Logement social : une concentration dans les métropoles d’Occitanie
Dans son 23e rapport annuel sur le mal logement, la Fondation Abbé Pierre dévoile les enjeux relatifs au logement et à l’hébergement à l’échelle de l’Occitanie. Selon l’enquête de l’agence régionale de l’Abbé Pierre et le cabinet d’études Fors-Recherche sociale, présentée le 19 mars à Montpellier, le parc en Occitanie atteint 280 910 logements sociaux au 1er janvier 2017, soit 10 % des résidences principales (15 % au national). 138 800 ménages sont en attentes d’un logement social, alors que la croissance du parc social est de 2,9 % entre 2014 et 2015. Ce parc reste « insuffisant et inégalement réparti », selon la fondation. En 2017, 12 327 logements sociaux ont été financés en Occitanie (hors opérations Anru), dont 67 % dans les deux métropoles. 3 330 logements très sociaux ont été financés dont 1 168 dans la métropole toulousaine et 510 dans celle de Montpellier. Enfin, sur 160 communes soumises à la loi SRU en Occitanie, 33 sont encore carencées. Ce rapport est présenté à l’Anras, le 20 mars à Toulouse (9h à 13h) et le 22 mars à la Maison des étudiants (Campus Richter) à Montpellier (9h à 13h), avec une table ronde sur les enjeux et la mise en œuvre du « logement d’abord » lancé par le gouvernement.

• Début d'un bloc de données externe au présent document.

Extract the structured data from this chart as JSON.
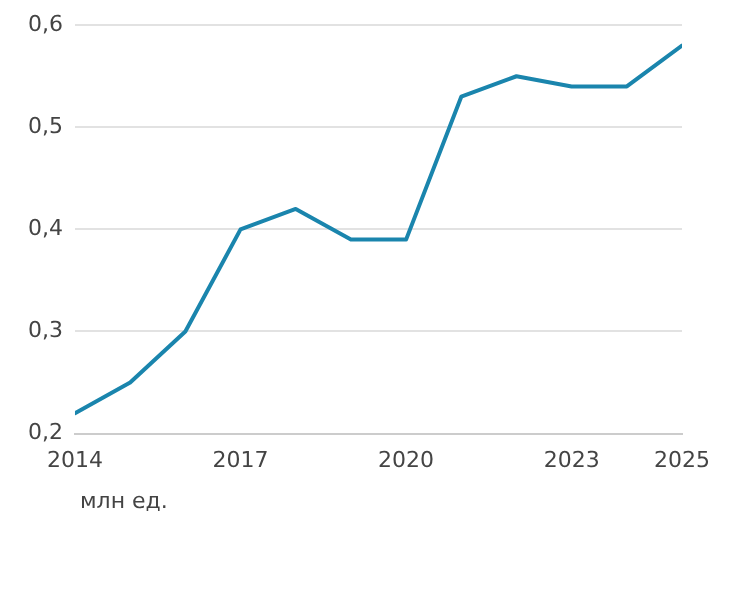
{
  "chart_data": {
    "type": "line",
    "x": [
      2014,
      2015,
      2016,
      2017,
      2018,
      2019,
      2020,
      2021,
      2022,
      2023,
      2024,
      2025
    ],
    "series": [
      {
        "color": "#1a85ad",
        "values": [
          0.22,
          0.25,
          0.3,
          0.4,
          0.42,
          0.39,
          0.39,
          0.53,
          0.55,
          0.54,
          0.54,
          0.58
        ]
      }
    ],
    "xlim": [
      2014,
      2025
    ],
    "xticks": [
      2014,
      2017,
      2020,
      2023,
      2025
    ],
    "ylim": [
      0.2,
      0.6
    ],
    "yticks": [
      {
        "value": 0.2,
        "label": "0,2"
      },
      {
        "value": 0.3,
        "label": "0,3"
      },
      {
        "value": 0.4,
        "label": "0,4"
      },
      {
        "value": 0.5,
        "label": "0,5"
      },
      {
        "value": 0.6,
        "label": "0,6"
      }
    ],
    "grid": "y",
    "legend": false,
    "marker": "none",
    "line_style": "solid",
    "annotations": [
      "млн ед."
    ]
  }
}
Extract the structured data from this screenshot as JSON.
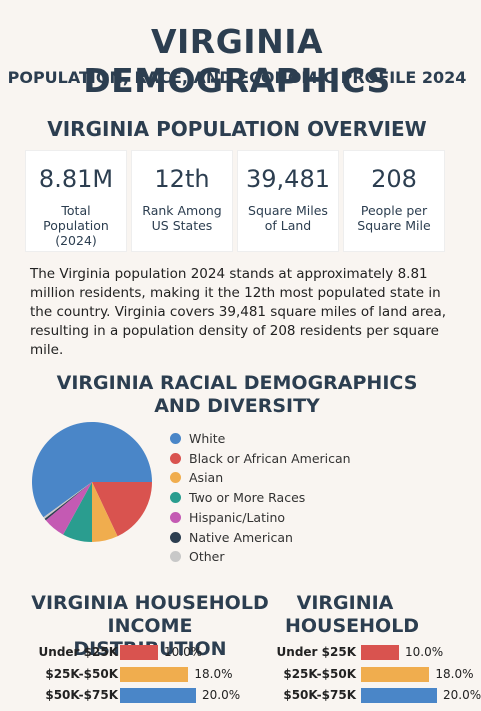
{
  "header": {
    "title": "VIRGINIA DEMOGRAPHICS",
    "subtitle": "POPULATION, RACE, AND ECONOMIC PROFILE 2024"
  },
  "overview": {
    "heading": "VIRGINIA POPULATION OVERVIEW",
    "stats": [
      {
        "value": "8.81M",
        "label": "Total Population (2024)"
      },
      {
        "value": "12th",
        "label": "Rank Among US States"
      },
      {
        "value": "39,481",
        "label": "Square Miles of Land"
      },
      {
        "value": "208",
        "label": "People per Square Mile"
      }
    ],
    "paragraph": "The Virginia population 2024 stands at approximately 8.81 million residents, making it the 12th most populated state in the country. Virginia covers 39,481 square miles of land area, resulting in a population density of 208 residents per square mile."
  },
  "chart_data": [
    {
      "type": "pie",
      "title": "VIRGINIA RACIAL DEMOGRAPHICS AND DIVERSITY",
      "series": [
        {
          "name": "White",
          "color": "#4a86c8",
          "values": [
            60
          ]
        },
        {
          "name": "Black or African American",
          "color": "#d9534f",
          "values": [
            18
          ]
        },
        {
          "name": "Asian",
          "color": "#f0ad4e",
          "values": [
            7
          ]
        },
        {
          "name": "Two or More Races",
          "color": "#2a9d8f",
          "values": [
            8
          ]
        },
        {
          "name": "Hispanic/Latino",
          "color": "#c45ab3",
          "values": [
            6
          ]
        },
        {
          "name": "Native American",
          "color": "#2c3e50",
          "values": [
            0.5
          ]
        },
        {
          "name": "Other",
          "color": "#c8c8c8",
          "values": [
            0.5
          ]
        }
      ]
    },
    {
      "type": "bar",
      "title": "VIRGINIA HOUSEHOLD INCOME DISTRIBUTION",
      "categories": [
        "Under $25K",
        "$25K-$50K",
        "$50K-$75K"
      ],
      "values": [
        10,
        18,
        20
      ],
      "value_labels": [
        "10.0%",
        "18.0%",
        "20.0%"
      ],
      "colors": [
        "#d9534f",
        "#f0ad4e",
        "#4a86c8"
      ]
    },
    {
      "type": "bar",
      "title": "VIRGINIA HOUSEHOLD",
      "categories": [
        "Under $25K",
        "$25K-$50K",
        "$50K-$75K"
      ],
      "values": [
        10,
        18,
        20
      ],
      "value_labels": [
        "10.0%",
        "18.0%",
        "20.0%"
      ],
      "colors": [
        "#d9534f",
        "#f0ad4e",
        "#4a86c8"
      ]
    }
  ]
}
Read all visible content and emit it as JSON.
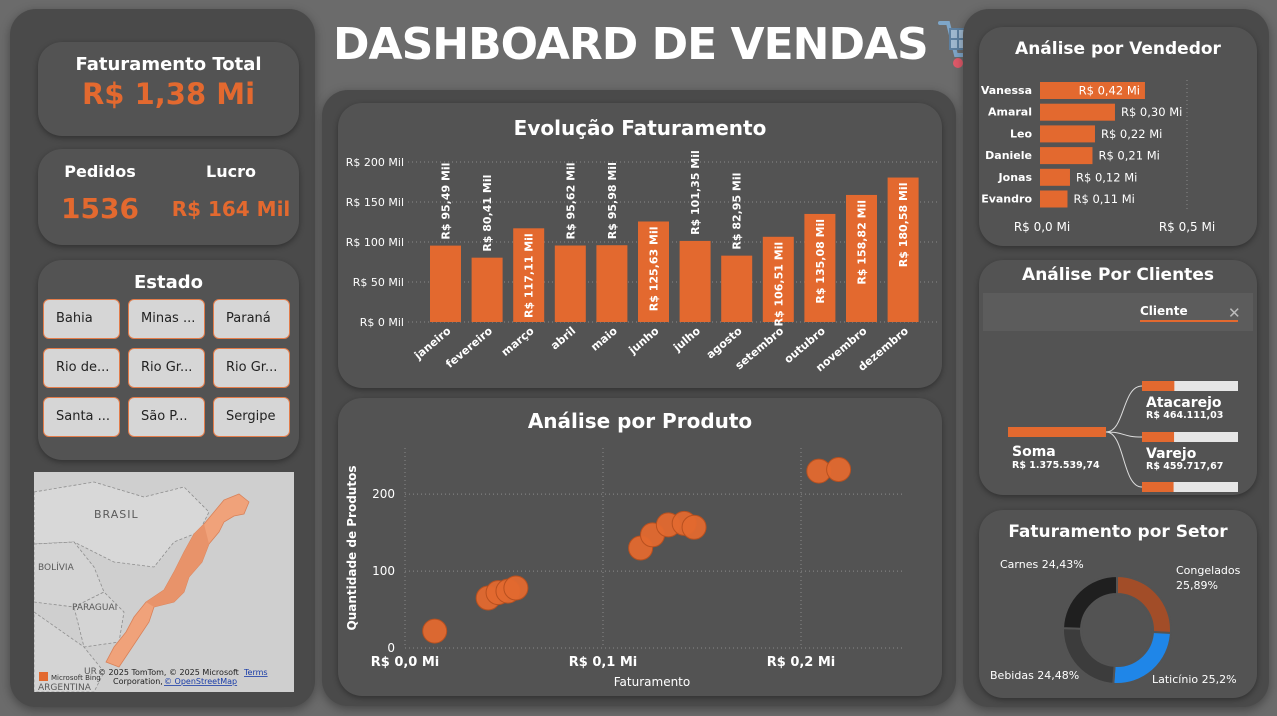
{
  "title": "DASHBOARD DE VENDAS",
  "cart_icon": "shopping-cart-icon",
  "kpis": {
    "faturamento_label": "Faturamento Total",
    "faturamento_value": "R$ 1,38 Mi",
    "pedidos_label": "Pedidos",
    "pedidos_value": "1536",
    "lucro_label": "Lucro",
    "lucro_value": "R$ 164 Mil"
  },
  "estado": {
    "title": "Estado",
    "items": [
      "Bahia",
      "Minas ...",
      "Paraná",
      "Rio de...",
      "Rio Gr...",
      "Rio Gr...",
      "Santa ...",
      "São P...",
      "Sergipe"
    ]
  },
  "map": {
    "labels": [
      "BRASIL",
      "BOLÍVIA",
      "PARAGUAI",
      "ARGENTINA",
      "UR"
    ],
    "attribution_1": "© 2025 TomTom, © 2025 Microsoft",
    "attribution_terms": "Terms",
    "attribution_2": "Corporation,",
    "attribution_osm": "© OpenStreetMap",
    "bing_logo": "Microsoft Bing",
    "highlight_color": "#f0a27a"
  },
  "evolucao": {
    "title": "Evolução Faturamento",
    "chart_data": {
      "type": "bar",
      "categories": [
        "janeiro",
        "fevereiro",
        "março",
        "abril",
        "maio",
        "junho",
        "julho",
        "agosto",
        "setembro",
        "outubro",
        "novembro",
        "dezembro"
      ],
      "values": [
        95.49,
        80.41,
        117.11,
        95.62,
        95.98,
        125.63,
        101.35,
        82.95,
        106.51,
        135.08,
        158.82,
        180.58
      ],
      "data_labels": [
        "R$ 95,49 Mil",
        "R$ 80,41 Mil",
        "R$ 117,11 Mil",
        "R$ 95,62 Mil",
        "R$ 95,98 Mil",
        "R$ 125,63 Mil",
        "R$ 101,35 Mil",
        "R$ 82,95 Mil",
        "R$ 106,51 Mil",
        "R$ 135,08 Mil",
        "R$ 158,82 Mil",
        "R$ 180,58 Mil"
      ],
      "label_inside": [
        false,
        false,
        true,
        false,
        false,
        true,
        false,
        false,
        true,
        true,
        true,
        true
      ],
      "ylim": [
        0,
        200
      ],
      "yticks": [
        0,
        50,
        100,
        150,
        200
      ],
      "ytick_labels": [
        "R$ 0 Mil",
        "R$ 50 Mil",
        "R$ 100 Mil",
        "R$ 150 Mil",
        "R$ 200 Mil"
      ],
      "grid": true,
      "color": "#e3692f"
    }
  },
  "produto": {
    "title": "Análise por Produto",
    "chart_data": {
      "type": "scatter",
      "xlabel": "Faturamento",
      "ylabel": "Quantidade de Produtos",
      "xlim": [
        0,
        0.25
      ],
      "ylim": [
        0,
        260
      ],
      "xticks": [
        0,
        0.1,
        0.2
      ],
      "xtick_labels": [
        "R$ 0,0 Mi",
        "R$ 0,1 Mi",
        "R$ 0,2 Mi"
      ],
      "yticks": [
        0,
        100,
        200
      ],
      "ytick_labels": [
        "0",
        "100",
        "200"
      ],
      "points": [
        {
          "x": 0.015,
          "y": 22
        },
        {
          "x": 0.042,
          "y": 65
        },
        {
          "x": 0.047,
          "y": 72
        },
        {
          "x": 0.052,
          "y": 74
        },
        {
          "x": 0.056,
          "y": 78
        },
        {
          "x": 0.119,
          "y": 130
        },
        {
          "x": 0.125,
          "y": 147
        },
        {
          "x": 0.133,
          "y": 160
        },
        {
          "x": 0.141,
          "y": 162
        },
        {
          "x": 0.146,
          "y": 157
        },
        {
          "x": 0.209,
          "y": 230
        },
        {
          "x": 0.219,
          "y": 232
        }
      ],
      "grid": true,
      "color": "#e3692f"
    }
  },
  "vendedor": {
    "title": "Análise por Vendedor",
    "chart_data": {
      "type": "bar",
      "orientation": "horizontal",
      "categories": [
        "Vanessa",
        "Amaral",
        "Leo",
        "Daniele",
        "Jonas",
        "Evandro"
      ],
      "values": [
        0.42,
        0.3,
        0.22,
        0.21,
        0.12,
        0.11
      ],
      "data_labels": [
        "R$ 0,42 Mi",
        "R$ 0,30 Mi",
        "R$ 0,22 Mi",
        "R$ 0,21 Mi",
        "R$ 0,12 Mi",
        "R$ 0,11 Mi"
      ],
      "xlim": [
        0,
        0.5
      ],
      "xtick_labels": [
        "R$ 0,0 Mi",
        "R$ 0,5 Mi"
      ],
      "color": "#e3692f"
    }
  },
  "clientes": {
    "title": "Análise Por Clientes",
    "filter_label": "Cliente",
    "close_icon": "close-icon",
    "root_label": "Soma",
    "root_value": "R$ 1.375.539,74",
    "nodes": [
      {
        "label": "Atacarejo",
        "value": "R$ 464.111,03",
        "fraction": 0.337
      },
      {
        "label": "Varejo",
        "value": "R$ 459.717,67",
        "fraction": 0.334
      },
      {
        "label": "",
        "value": "",
        "fraction": 0.329
      }
    ]
  },
  "setor": {
    "title": "Faturamento por Setor",
    "chart_data": {
      "type": "pie",
      "donut": true,
      "slices": [
        {
          "name": "Congelados",
          "value": 25.89,
          "label": "Congelados 25,89%",
          "color": "#a24d28"
        },
        {
          "name": "Laticínio",
          "value": 25.2,
          "label": "Laticínio 25,2%",
          "color": "#1f86e8"
        },
        {
          "name": "Bebidas",
          "value": 24.48,
          "label": "Bebidas 24,48%",
          "color": "#3c3c3c"
        },
        {
          "name": "Carnes",
          "value": 24.43,
          "label": "Carnes 24,43%",
          "color": "#1f1f1f"
        }
      ]
    }
  }
}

La fondation Abbé Pierre suit la politique du gouvernement « Le logement d’abord », qui a donné lieu à un appel à manifestation d’intérêt pour lequel 35 collectivités se sont manifestées dont Nîmes Métropole, Montpellier Méditerranée Métropole, la Ville de Toulouse et le Conseil départemental du Tarn-et-Garonne en Occitanie. Quinze territoires seront retenus sous peu.
La Fondation Abbé Pierre s’inquiète de la réforme qui impacte les bailleurs sociaux et qui risque de réduire la production de logements sociaux. « Nous avons cinquante logements en projet avec l’aide de la fondation Abbé Pierre, mais il y a des recours depuis deux ans », ajoute Daniel Constantin, président de l’association Gammes. Toutefois, certaines zones disposent de logements vacants. « Ils sont situés dans des territoires comme Saint-Pons-de-Thomières ou Bédarieux (34), qui sont éloignés de Montpellier et offrant peu ou pas de possibilité d’emploi », selon Sylvie Chamvoux, directrice de la Fondation Abbé Pierre Occitanie. Depuis 10 ans, les familles expulsées ou les personnes à la rue ont augmenté de 50 % en Occitanie. Sur 293 ménages ayant bénéficié de la plateforme ADLH à Montpellier, 75 % sont des locataires du privé qui ne parviennent plus à payer leur loyer devenu trop cher.